Ich erwachte beizeiten und fand mich bei meinem
neuen Wirte ein, bei dem sich allmählich die
Bergleute versammelten, um seine Verordnungen zu
vernehmen. Eine Nebenstube war zu einer kleinen
Kapelle vorgerichtet. Ein Mönch erschien und las
eine Messe, nachher sprach er ein feierliches
Gebet, worin er den Himmel anrief, die Bergleute
in seine heilige Obhut zu nehmen, sie bei ihren
gefährlichen Arbeiten zu unterstützen, vor
Anfechtungen und Tücken böser Geister sie zu
schützen, und ihnen reiche Anbrüche zu bescheren.
Ich hatte nie mit mehr Inbrunst gebetet, und nie
die hohe Bedeutung der Messe lebhafter empfunden.
Meine künftigen Genossen kamen mir wie
unterirdische Helden vor, die tausend Gefahren zu
überwinden hätten, aber auch ein beneidenswertes
Glück an ihren wunderbaren Kenntnissen besäßen,
und in dem ernsten, stillen Umgange mit den
uralten Felsensöhnen der Natur, in ihren dunkeln,
wunderbaren Kammern, zum Empfängnis himmlischer
Gaben und zur freudigen Erhebung über die Welt und
ihre Bedrängnisse ausgerüstet würden. Der Steiger
gab mir nach geendigtem Gottesdienst eine Lampe
und ein kleines hölzernes Kruzifix, und ging mit
mir nach dem Schachte, wie wir die schroffen
Eingänge in die unterirdischen Gebäude zu nennen
pflegen. Er lehrte mich die Art des Hinabsteigens,
machte mich mit den notwendigen
Vorsichtigkeitsregeln, sowie mit den Namen der
mannigfaltigen Gegenstände und Teile bekannt.

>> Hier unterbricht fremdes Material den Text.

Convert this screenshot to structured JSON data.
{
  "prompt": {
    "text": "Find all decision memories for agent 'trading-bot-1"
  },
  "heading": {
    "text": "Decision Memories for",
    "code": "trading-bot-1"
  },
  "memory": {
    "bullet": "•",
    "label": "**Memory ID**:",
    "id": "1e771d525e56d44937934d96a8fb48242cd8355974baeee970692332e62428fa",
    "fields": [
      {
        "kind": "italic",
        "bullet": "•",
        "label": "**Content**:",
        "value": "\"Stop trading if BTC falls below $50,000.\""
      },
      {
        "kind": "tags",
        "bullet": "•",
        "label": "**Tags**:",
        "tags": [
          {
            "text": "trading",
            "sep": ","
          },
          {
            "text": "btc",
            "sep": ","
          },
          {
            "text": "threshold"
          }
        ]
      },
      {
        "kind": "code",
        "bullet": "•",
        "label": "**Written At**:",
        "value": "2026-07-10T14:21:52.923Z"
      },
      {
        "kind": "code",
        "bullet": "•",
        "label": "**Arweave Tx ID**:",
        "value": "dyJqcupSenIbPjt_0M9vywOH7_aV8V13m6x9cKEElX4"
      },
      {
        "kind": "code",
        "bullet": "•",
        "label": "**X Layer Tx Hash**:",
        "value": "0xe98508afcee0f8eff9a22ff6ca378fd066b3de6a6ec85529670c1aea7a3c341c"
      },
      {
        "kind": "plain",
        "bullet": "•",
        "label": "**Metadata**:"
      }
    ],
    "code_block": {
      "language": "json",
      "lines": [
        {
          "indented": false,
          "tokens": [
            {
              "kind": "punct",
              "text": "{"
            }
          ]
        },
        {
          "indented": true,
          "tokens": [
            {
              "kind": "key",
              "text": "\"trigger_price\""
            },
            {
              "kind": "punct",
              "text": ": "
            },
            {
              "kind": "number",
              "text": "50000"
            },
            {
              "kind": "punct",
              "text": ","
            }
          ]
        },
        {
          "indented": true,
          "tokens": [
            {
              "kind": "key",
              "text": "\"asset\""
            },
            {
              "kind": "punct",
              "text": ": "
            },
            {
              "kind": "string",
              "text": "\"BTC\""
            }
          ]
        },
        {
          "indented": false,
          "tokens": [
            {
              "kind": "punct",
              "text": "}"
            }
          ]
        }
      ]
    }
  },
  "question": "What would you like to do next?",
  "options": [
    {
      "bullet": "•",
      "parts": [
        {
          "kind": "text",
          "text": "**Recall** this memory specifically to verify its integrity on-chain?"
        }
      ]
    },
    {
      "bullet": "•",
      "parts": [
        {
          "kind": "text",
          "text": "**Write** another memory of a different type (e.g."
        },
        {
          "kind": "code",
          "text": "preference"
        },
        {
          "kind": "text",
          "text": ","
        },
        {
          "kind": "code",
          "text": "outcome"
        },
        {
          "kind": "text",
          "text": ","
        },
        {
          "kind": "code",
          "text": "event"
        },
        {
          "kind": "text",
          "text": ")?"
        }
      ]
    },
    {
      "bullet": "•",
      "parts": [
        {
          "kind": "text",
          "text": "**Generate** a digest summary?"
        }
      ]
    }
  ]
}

Er
fuhr voraus, und schurrte auf dem runden Balken
hinunter, indem er sich mit der einen Hand an
einem Seil anhielt, das in einem Knoten an einer
Seitenstange fortglitschte, und mit der andern die
brennende Lampe trug; ich folgte seinem Beispiel,
und wir gelangten so mit ziemlicher Schnelle bald
in eine beträchtliche Tiefe. Mir war seltsam
feierlich zumute, und das vordere Licht funkelte
wie ein glücklicher Stern, der mir den Weg zu den
verborgenen Schatzkammern der Natur zeigte. Wir
kamen unten in einen Irrgarten von Gängen, und
mein freundlicher Meister ward nicht müde meine
neugierigen Fragen zu beantworten, und mich über
seine Kunst zu unterrichten. Das Rauschen des
Wassers, die Entfernung von der bewohnten
Oberfläche, die Dunkelheit und Verschlungenheit
der Gänge, und das entfernte Geräusch der
arbeitenden Bergleute ergötzte mich ungemein, und
ich fühlte nun mit Freuden mich im vollen Besitz
dessen, was von jeher mein sehnlichster Wunsch
gewesen war. Es läßt sich auch diese volle
Befriedigung eines angebornen Wunsches, diese
wundersame Freude an Dingen, die ein näheres
Verhältnis zu unserm geheimen Dasein haben mögen,
zu Beschäftigungen, für die man von der Wiege an
bestimmt und ausgerüstet ist, nicht erklären und
beschreiben. Vielleicht daß sie jedem andern
gemein, unbedeutend und abschreckend vorgekommen
wären; aber mir schienen sie so unentbehrlich zu
sein, wie die Luft der Brust und die Speise dem
Magen. Mein alter Meister freute sich über meine
innige Lust, und verhieß mir, daß ich bei diesem
Fleiße und dieser Aufmerksamkeit es weit bringen,
und ein tüchtiger Bergmann werden würde. Mit
welcher Andacht sah ich zum erstenmal in meinem
Leben am sechzehnten März, vor nunmehr
fünfundvierzig Jahren, den König der Metalle in
zarten Blättchen zwischen den Spalten des
Gesteins. Es kam mir vor, als sei er hier wie in
festen Gefängnissen eingesperrt und glänze
freundlich dem Bergmann entgegen, der mit so viel
Gefahren und Mühseligkeiten sich den Weg zu ihm
durch die starken Mauern gebrochen, um ihn an das
Licht des Tages zu fördern, damit er an
königlichen Kronen und Gefäßen und an heiligen
Reliquien zu Ehren gelangen, und in geachteten und
wohlverwahrten Münzen, mit Bildnissen geziert, die
Welt beherrschen und leiten möge. Von der Zeit an
blieb ich in Eula, und stieg allmählich bis zum
Häuer, welches der eigentliche Bergmann ist, der
die Arbeiten auf dem Gestein betreibt, nachdem ich
anfänglich bei der Ausförderung der losgehauenen
Stufen in Körben angestellt gewesen war.«
(RUB 8939, S. 63–65)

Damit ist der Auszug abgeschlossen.